Research Platform Engineer

World Labs•San Francisco, CA

About The Position

We are looking for a Research Platform Engineer to build the mission-critical systems that research at World Labs depends on. This is a senior engineer whose work lives at the seam between research and platform. Your ownership is technical and concrete — the systems you design, the performance you unlock, the distributed infrastructure you operate, and the outcomes those systems produce. You will sit on either our research or platform org depending on where your strengths fit best, and the work happens across the seam between them. We want systems depth paired with a product engineer's instincts for research iteration speed and developer experience. This is a hands-on role.
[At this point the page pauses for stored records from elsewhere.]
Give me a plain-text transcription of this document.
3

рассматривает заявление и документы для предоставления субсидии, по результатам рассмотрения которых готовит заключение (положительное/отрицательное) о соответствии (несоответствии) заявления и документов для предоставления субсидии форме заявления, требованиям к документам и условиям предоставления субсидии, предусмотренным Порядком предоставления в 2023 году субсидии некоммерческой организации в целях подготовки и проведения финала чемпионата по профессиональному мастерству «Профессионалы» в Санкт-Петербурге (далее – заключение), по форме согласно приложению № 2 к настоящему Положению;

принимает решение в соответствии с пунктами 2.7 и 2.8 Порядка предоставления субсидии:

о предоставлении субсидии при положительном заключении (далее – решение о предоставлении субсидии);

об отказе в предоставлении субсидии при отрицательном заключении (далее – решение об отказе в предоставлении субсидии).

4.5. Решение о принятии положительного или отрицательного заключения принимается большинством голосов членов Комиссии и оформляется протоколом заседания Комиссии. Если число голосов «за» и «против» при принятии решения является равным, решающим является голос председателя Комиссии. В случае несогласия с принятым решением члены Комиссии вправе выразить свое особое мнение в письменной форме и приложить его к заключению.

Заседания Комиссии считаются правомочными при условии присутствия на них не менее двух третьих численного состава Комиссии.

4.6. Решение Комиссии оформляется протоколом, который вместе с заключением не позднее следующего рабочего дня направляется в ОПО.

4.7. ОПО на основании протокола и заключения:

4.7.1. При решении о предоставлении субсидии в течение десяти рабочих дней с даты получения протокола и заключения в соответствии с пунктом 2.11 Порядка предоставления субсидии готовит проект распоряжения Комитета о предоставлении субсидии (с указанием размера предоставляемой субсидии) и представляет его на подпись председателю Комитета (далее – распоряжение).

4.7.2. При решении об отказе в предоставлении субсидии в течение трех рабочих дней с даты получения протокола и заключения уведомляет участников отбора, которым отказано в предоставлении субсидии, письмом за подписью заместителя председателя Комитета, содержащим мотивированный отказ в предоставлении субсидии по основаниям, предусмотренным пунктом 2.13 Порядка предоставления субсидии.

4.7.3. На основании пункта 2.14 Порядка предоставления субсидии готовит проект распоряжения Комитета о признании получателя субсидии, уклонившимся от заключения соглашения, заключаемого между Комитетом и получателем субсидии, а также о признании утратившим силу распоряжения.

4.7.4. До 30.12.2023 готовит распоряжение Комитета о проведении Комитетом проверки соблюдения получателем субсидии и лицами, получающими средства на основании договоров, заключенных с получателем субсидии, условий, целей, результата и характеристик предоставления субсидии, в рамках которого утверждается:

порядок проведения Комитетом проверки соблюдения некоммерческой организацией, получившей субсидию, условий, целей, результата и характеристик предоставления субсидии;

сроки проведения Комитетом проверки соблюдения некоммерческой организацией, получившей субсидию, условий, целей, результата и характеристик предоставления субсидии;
You will design, build, and ship code directly.

Requirements

5+ years of experience building and shipping production systems, with demonstrated ownership of infrastructure used by other engineers or researchers.
Strong depth in at least one of: ML infrastructure, distributed training or inference systems, data systems, or research tooling.
Strong distributed systems foundations — concurrency, consistency tradeoffs, replication, failure modes, and scaling behavior under real workloads.
Strong performance optimization skills across at least one of: training throughput, inference latency, GPU utilization, or system-level scaling.
Strong proficiency in Python, with the ability to work in C++, CUDA, Rust, or Go as the work demands.
Experience working directly with ML researchers or research engineers, including productionizing research code.
A product engineer's instincts for iteration speed and developer experience — applied to the systems researchers use every day.
Strong judgment about what to build and what to leave alone, particularly when research requirements are ambiguous or shifting.
High-ownership mindset; you measure yourself by outcomes shipped, not by tickets closed.

Nice To Haves

Experience at an AI lab or ML-native company, working on systems used directly by researchers.
Experience with large-scale training or inference systems — GPU orchestration, distributed training, or high-throughput inference.
Experience with low-level performance optimization — profiling, kernel-level tuning, memory and bandwidth optimization, distributed communication primitives.
Experience building developer experience tooling for research — notebooks, experiment tracking, reproducibility infrastructure.
Experience in early-stage or high-growth environments where scope and priorities shift frequently.

Responsibilities

Design and build training infrastructure, data infrastructure, and data processing and sourcing pipelines.
Productionize models for serving and own parts of the inference stack.
Build internal tools and services that increase engineering and research velocity.
Debug hard problems across training, inference, and performance — including distributed systems issues under real research workloads.
Optimize throughput, latency, GPU utilization, and system-level scaling.
Improve research iteration speed and developer experience — cut debugging time, raise reliability, and make it faster for researchers to ship experiments.
Raise the engineering bar across research and platform code alike.